Recently, a rare public video surfaced showing drones training alongside J-16 fighter jets, highlighting the rapid advancements in unmanned technology. This development in unmanned combat is profoundly changing the face of warfare. A group of young soldiers have joined the exploration of generating new combat capabilities, with Li Yang, a drone pilot born in the 1990s, being a notable figure among them.
Li Yang, the squadron leader of a particular drone unit of the Air Force’s aviation regiment, has been with the Air Force’s drone units since 2016. Known for his eagerness to face challenges head-on, Li distinguished himself in a particular drone testing exercise that involved approaching a critical altitude for the first time and coordinating with ground forces – a mission that was deemed more complex and dangerous than previous tasks. At a time when the team was indecisive, Li was the first to step forward and take on the mission, setting two records in the process. This test successfully validated a specific drone’s ability to strike in complex terrains, providing crucial data for future system-integrated combat operations.
Li Yang has since impressively completed more than 50 significant tasks in the Air Force’s drone unit. He’s been awarded the second-class merit once and third-class merit twice and was honorably selected as one of the top twenty representatives. He was also named “The Most Beautiful Revolutionary Soldier of the New Era” this year.
During one training in the Northwestern desert, to study the target range environment, Li often traveled on foot between the target range and the station. In just that year, he wore out three pairs of shoes. Committed to exploring new forces, Li has developed over ten combat strategies, expanding the combat modes of “Drone-” and “Drone+,” continually improving the capability to win battles.
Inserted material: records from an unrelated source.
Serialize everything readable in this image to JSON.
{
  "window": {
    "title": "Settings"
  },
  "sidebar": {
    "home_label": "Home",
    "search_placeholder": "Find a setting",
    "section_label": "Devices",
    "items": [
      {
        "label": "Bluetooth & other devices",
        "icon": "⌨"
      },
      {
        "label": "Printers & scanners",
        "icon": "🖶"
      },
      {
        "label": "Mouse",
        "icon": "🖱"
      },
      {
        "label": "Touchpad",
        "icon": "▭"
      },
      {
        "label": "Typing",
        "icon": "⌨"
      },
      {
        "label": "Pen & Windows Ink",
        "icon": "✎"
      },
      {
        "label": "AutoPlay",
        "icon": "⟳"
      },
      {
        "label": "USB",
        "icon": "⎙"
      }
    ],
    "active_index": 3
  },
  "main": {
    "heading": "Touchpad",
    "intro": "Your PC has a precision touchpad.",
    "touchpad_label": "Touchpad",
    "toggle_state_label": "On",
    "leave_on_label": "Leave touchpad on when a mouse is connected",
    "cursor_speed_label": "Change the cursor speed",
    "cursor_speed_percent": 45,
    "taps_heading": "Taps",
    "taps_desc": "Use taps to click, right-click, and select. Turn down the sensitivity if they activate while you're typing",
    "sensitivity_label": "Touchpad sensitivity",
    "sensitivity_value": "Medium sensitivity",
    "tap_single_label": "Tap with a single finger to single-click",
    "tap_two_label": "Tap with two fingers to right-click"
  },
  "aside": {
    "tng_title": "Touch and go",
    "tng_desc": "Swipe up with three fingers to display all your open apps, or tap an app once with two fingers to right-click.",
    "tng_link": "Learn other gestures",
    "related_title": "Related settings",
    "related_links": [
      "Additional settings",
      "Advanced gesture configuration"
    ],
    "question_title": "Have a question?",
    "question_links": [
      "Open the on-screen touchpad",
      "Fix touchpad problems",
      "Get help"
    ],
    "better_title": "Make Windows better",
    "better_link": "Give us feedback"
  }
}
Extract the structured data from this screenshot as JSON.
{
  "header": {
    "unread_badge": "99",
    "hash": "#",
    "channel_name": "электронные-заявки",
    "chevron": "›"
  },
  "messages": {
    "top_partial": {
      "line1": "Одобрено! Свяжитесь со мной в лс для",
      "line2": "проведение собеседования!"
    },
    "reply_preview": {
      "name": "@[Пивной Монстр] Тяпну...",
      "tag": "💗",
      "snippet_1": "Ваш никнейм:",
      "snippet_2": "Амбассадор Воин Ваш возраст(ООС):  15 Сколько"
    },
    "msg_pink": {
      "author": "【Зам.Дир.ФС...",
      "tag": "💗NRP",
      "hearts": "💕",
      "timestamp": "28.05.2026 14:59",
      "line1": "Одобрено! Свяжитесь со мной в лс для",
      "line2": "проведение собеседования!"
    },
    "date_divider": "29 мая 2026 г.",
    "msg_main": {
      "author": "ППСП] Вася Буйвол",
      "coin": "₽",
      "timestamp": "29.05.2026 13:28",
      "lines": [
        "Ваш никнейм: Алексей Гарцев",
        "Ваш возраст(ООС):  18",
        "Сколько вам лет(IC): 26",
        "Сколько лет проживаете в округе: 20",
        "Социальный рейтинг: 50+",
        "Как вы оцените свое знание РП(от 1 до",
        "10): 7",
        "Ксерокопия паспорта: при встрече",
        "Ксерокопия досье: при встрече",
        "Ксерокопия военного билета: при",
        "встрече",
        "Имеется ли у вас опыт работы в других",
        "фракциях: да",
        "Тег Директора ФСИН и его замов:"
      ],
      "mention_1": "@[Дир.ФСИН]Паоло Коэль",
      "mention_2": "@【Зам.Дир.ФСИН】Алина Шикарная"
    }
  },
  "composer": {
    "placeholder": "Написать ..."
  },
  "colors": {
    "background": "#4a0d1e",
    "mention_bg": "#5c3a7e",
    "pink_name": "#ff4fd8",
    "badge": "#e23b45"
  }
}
Li explained: “‘Drone-‘ primarily reduces logistical support, while ‘Drone+’ mainly adds training and combat methods integrated into the system.”
As unmanned equipment becomes widely used, questions arise about the nature of future battlefields and how wars will be waged. Li believes that future warfare will be a clash of cognitions. The concepts and perceptions held by the people behind unmanned equipment and weapons will be the deciding factors in battlefield outcomes.
He stated, “The role that unmanned weapons can play far exceeds everyone’s imagination. I aim to be a true reformer, pushing for change and advancing technological levels.”